The Rockets pulled off one of several blockbuster trades of the summer, sending a package of Lou Williams, Patrick Beverley and five other players to the Clippers for perennial All-Star Chris Paul, putting two of the NBA’s best five floor generals at D’Antoni’s disposal.
But McHale offered a backhanded criticism of Houston’s deal, praising the trade because Harden “is not a leader” and Paul is.
"James can see all the passes and do everything, but James is not a leader," McHale said. "He tried being a leader last year, tried doing all that stuff. I think Chris Paul is going to help him just kind of get back into just being able to hoop and play and stuff like that.”
"But on every team, you have to have a voice. On every team, you have to have somebody that when they say something, people listen. Like if James tells you, 'You've got to play better D,' are you going to listen to him? Like you've gotta be kidding me. I lived through it. Believe me, everybody in the locker room did this," McHale said, putting his head down with his hand on his forehead. "Every time he mentioned defense, everybody would put their head down."
The Rockets fired McHale 11 games into the 2015-16 season with GM Daryl Morey offering that “the team was not responding” to him as coach.
Houston hired D’Antoni the following summer and he went on to win NBA Coach of the Year, leading Houston to a West third-best 55-27 record. He also moved Harden to the point guard position full-time and implemented his famed “Seven Seconds or Less” offensive system that allowed the dynamic scorer to become one of only a handful of players in NBA history to average at least 29 points and 11 assists in a single season.
When asked by The Houston Chronicle’s Jonathan Feigen if he thinks McHale could be bitter over the way things ended with the Rockets, Harden responded “sure,” while denying any responsibility for his ex-coach’s firing.

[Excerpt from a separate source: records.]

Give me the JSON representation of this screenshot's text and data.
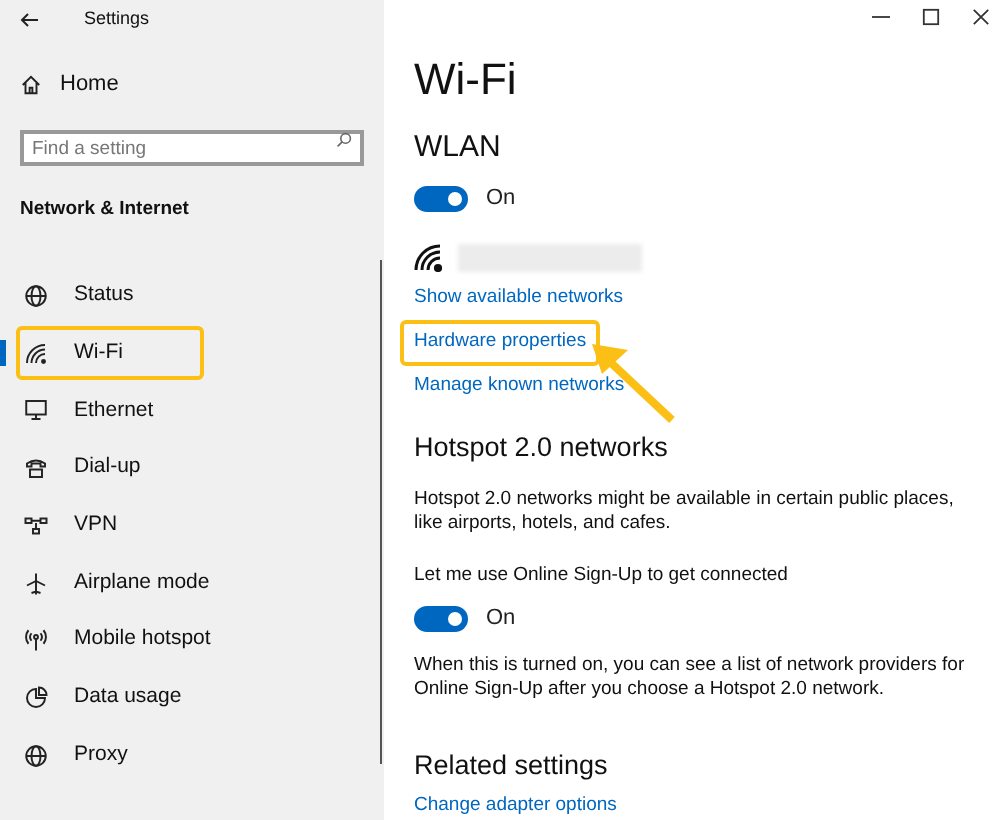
{
  "window": {
    "title": "Settings"
  },
  "sidebar": {
    "home": "Home",
    "search": {
      "placeholder": "Find a setting"
    },
    "section": "Network & Internet",
    "items": [
      {
        "label": "Status",
        "kind": "globe",
        "selected": false,
        "highlighted": false
      },
      {
        "label": "Wi-Fi",
        "kind": "wifi",
        "selected": true,
        "highlighted": true
      },
      {
        "label": "Ethernet",
        "kind": "monitor",
        "selected": false,
        "highlighted": false
      },
      {
        "label": "Dial-up",
        "kind": "phone",
        "selected": false,
        "highlighted": false
      },
      {
        "label": "VPN",
        "kind": "vpn",
        "selected": false,
        "highlighted": false
      },
      {
        "label": "Airplane mode",
        "kind": "plane",
        "selected": false,
        "highlighted": false
      },
      {
        "label": "Mobile hotspot",
        "kind": "hotspot",
        "selected": false,
        "highlighted": false
      },
      {
        "label": "Data usage",
        "kind": "pie",
        "selected": false,
        "highlighted": false
      },
      {
        "label": "Proxy",
        "kind": "globe",
        "selected": false,
        "highlighted": false
      }
    ]
  },
  "page": {
    "title": "Wi-Fi",
    "wlan": {
      "heading": "WLAN",
      "toggle": {
        "on": true,
        "label": "On"
      }
    },
    "links": [
      {
        "label": "Show available networks",
        "highlighted": false
      },
      {
        "label": "Hardware properties",
        "highlighted": true
      },
      {
        "label": "Manage known networks",
        "highlighted": false
      }
    ],
    "hotspot": {
      "heading": "Hotspot 2.0 networks",
      "description": "Hotspot 2.0 networks might be available in certain public places, like airports, hotels, and cafes.",
      "option": "Let me use Online Sign-Up to get connected",
      "toggle": {
        "on": true,
        "label": "On"
      },
      "note": "When this is turned on, you can see a list of network providers for Online Sign-Up after you choose a Hotspot 2.0 network."
    },
    "related": {
      "heading": "Related settings",
      "links": [
        "Change adapter options"
      ]
    }
  }
}
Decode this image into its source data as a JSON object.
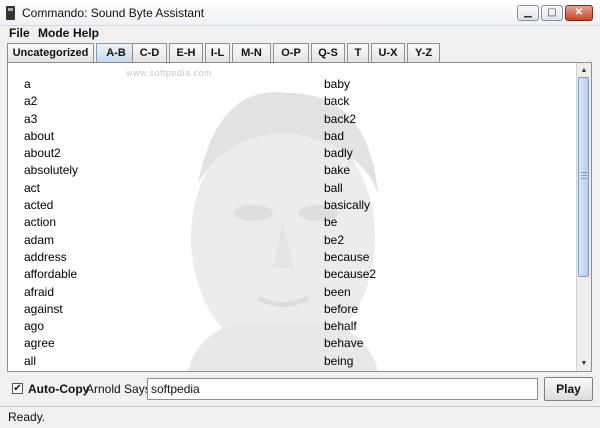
{
  "window": {
    "title": "Commando: Sound Byte Assistant",
    "controls": {
      "minimize": "▁",
      "maximize": "▢",
      "close": "✕"
    }
  },
  "menu": [
    "File",
    "Mode",
    "Help"
  ],
  "tabs": [
    {
      "label": "Uncategorized",
      "active": false
    },
    {
      "label": "A-B",
      "active": true
    },
    {
      "label": "C-D",
      "active": false
    },
    {
      "label": "E-H",
      "active": false
    },
    {
      "label": "I-L",
      "active": false
    },
    {
      "label": "M-N",
      "active": false
    },
    {
      "label": "O-P",
      "active": false
    },
    {
      "label": "Q-S",
      "active": false
    },
    {
      "label": "T",
      "active": false
    },
    {
      "label": "U-X",
      "active": false
    },
    {
      "label": "Y-Z",
      "active": false
    }
  ],
  "watermark": "www.softpedia.com",
  "words_left": [
    "a",
    "a2",
    "a3",
    "about",
    "about2",
    "absolutely",
    "act",
    "acted",
    "action",
    "adam",
    "address",
    "affordable",
    "afraid",
    "against",
    "ago",
    "agree",
    "all"
  ],
  "words_right": [
    "baby",
    "back",
    "back2",
    "bad",
    "badly",
    "bake",
    "ball",
    "basically",
    "be",
    "be2",
    "because",
    "because2",
    "been",
    "before",
    "behalf",
    "behave",
    "being"
  ],
  "scroll": {
    "position": 0.0
  },
  "bottom": {
    "auto_copy_label": "Auto-Copy",
    "auto_copy_checked": true,
    "arnold_label": "Arnold Says:",
    "arnold_value": "softpedia",
    "play_label": "Play"
  },
  "status": "Ready."
}
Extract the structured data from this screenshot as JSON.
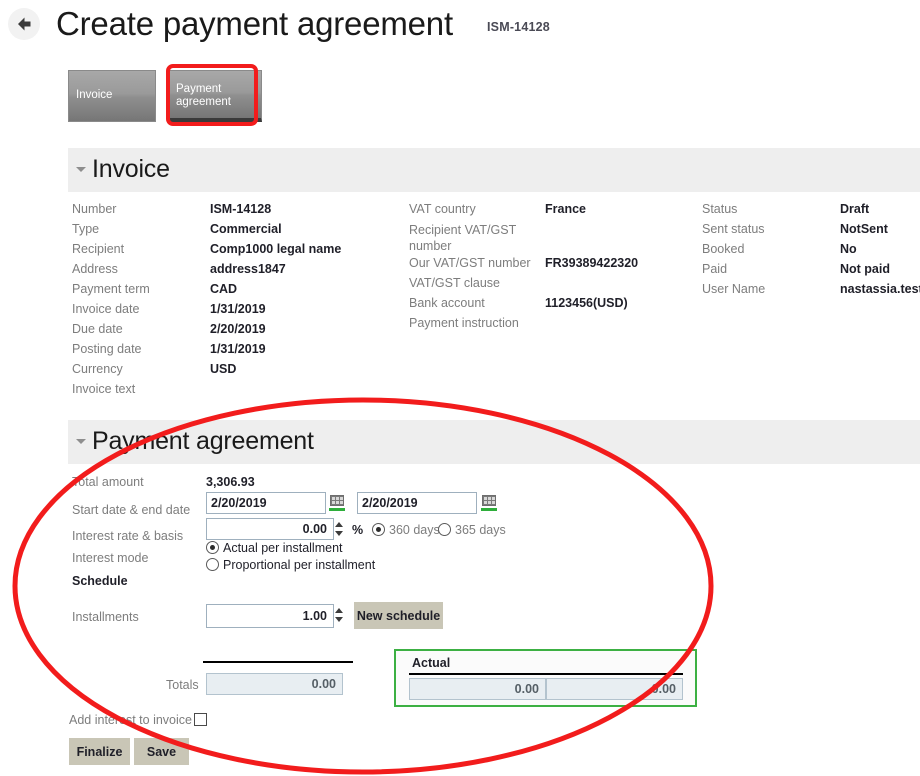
{
  "header": {
    "back_icon": "back-arrow-icon",
    "title": "Create payment agreement",
    "subtitle": "ISM-14128"
  },
  "tabs": [
    {
      "id": "invoice",
      "label": "Invoice",
      "active": false
    },
    {
      "id": "payment-agreement",
      "label_line1": "Payment",
      "label_line2": "agreement",
      "active": true
    }
  ],
  "invoice_section": {
    "title": "Invoice",
    "col1": [
      {
        "label": "Number",
        "value": "ISM-14128"
      },
      {
        "label": "Type",
        "value": "Commercial"
      },
      {
        "label": "Recipient",
        "value": "Comp1000 legal name"
      },
      {
        "label": "Address",
        "value": "address1847"
      },
      {
        "label": "Payment term",
        "value": "CAD"
      },
      {
        "label": "Invoice date",
        "value": "1/31/2019"
      },
      {
        "label": "Due date",
        "value": "2/20/2019"
      },
      {
        "label": "Posting date",
        "value": "1/31/2019"
      },
      {
        "label": "Currency",
        "value": "USD"
      },
      {
        "label": "Invoice text",
        "value": ""
      }
    ],
    "col2": [
      {
        "label": "VAT country",
        "value": "France"
      },
      {
        "label": "Recipient VAT/GST number",
        "value": ""
      },
      {
        "label": "Our VAT/GST number",
        "value": "FR39389422320"
      },
      {
        "label": "VAT/GST clause",
        "value": ""
      },
      {
        "label": "Bank account",
        "value": "1123456(USD)"
      },
      {
        "label": "Payment instruction",
        "value": ""
      }
    ],
    "col3": [
      {
        "label": "Status",
        "value": "Draft"
      },
      {
        "label": "Sent status",
        "value": "NotSent"
      },
      {
        "label": "Booked",
        "value": "No"
      },
      {
        "label": "Paid",
        "value": "Not paid"
      },
      {
        "label": "User Name",
        "value": "nastassia.test"
      }
    ]
  },
  "payment_agreement": {
    "title": "Payment agreement",
    "total_amount_label": "Total amount",
    "total_amount_value": "3,306.93",
    "dates_label": "Start date & end date",
    "start_date": "2/20/2019",
    "end_date": "2/20/2019",
    "calendar_icon": "calendar-icon",
    "interest_label": "Interest rate & basis",
    "interest_rate": "0.00",
    "percent_sign": "%",
    "basis_options": [
      {
        "label": "360 days",
        "selected": true
      },
      {
        "label": "365 days",
        "selected": false
      }
    ],
    "interest_mode_label": "Interest mode",
    "interest_mode_options": [
      {
        "label": "Actual per installment",
        "selected": true
      },
      {
        "label": "Proportional per installment",
        "selected": false
      }
    ],
    "schedule_label": "Schedule",
    "installments_label": "Installments",
    "installments_value": "1.00",
    "new_schedule_label": "New schedule",
    "totals_label": "Totals",
    "totals_value": "0.00",
    "actual_group_label": "Actual",
    "actual_value_1": "0.00",
    "actual_value_2": "0.00",
    "add_interest_label": "Add interest to invoice",
    "add_interest_checked": false,
    "finalize_label": "Finalize",
    "save_label": "Save"
  },
  "annotations": {
    "tab_highlight_color": "#f21c1c",
    "section_highlight_color": "#f21c1c",
    "actual_group_color": "#3cb043"
  }
}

“I’m just here to do my job and compete at the highest level that I can,” he said. "But When you're here and you're face-to-face and you're telling me one thing, how great of a player you (are), how lucky he is to be a part of this process, then go back a few years later and basically say the opposite, it shows your character, it shows who you really are. I'm not that type of person. I don't operate that way.
“I don't say something (about) somebody behind their back or tell them one thing and go ahead and say the other thing."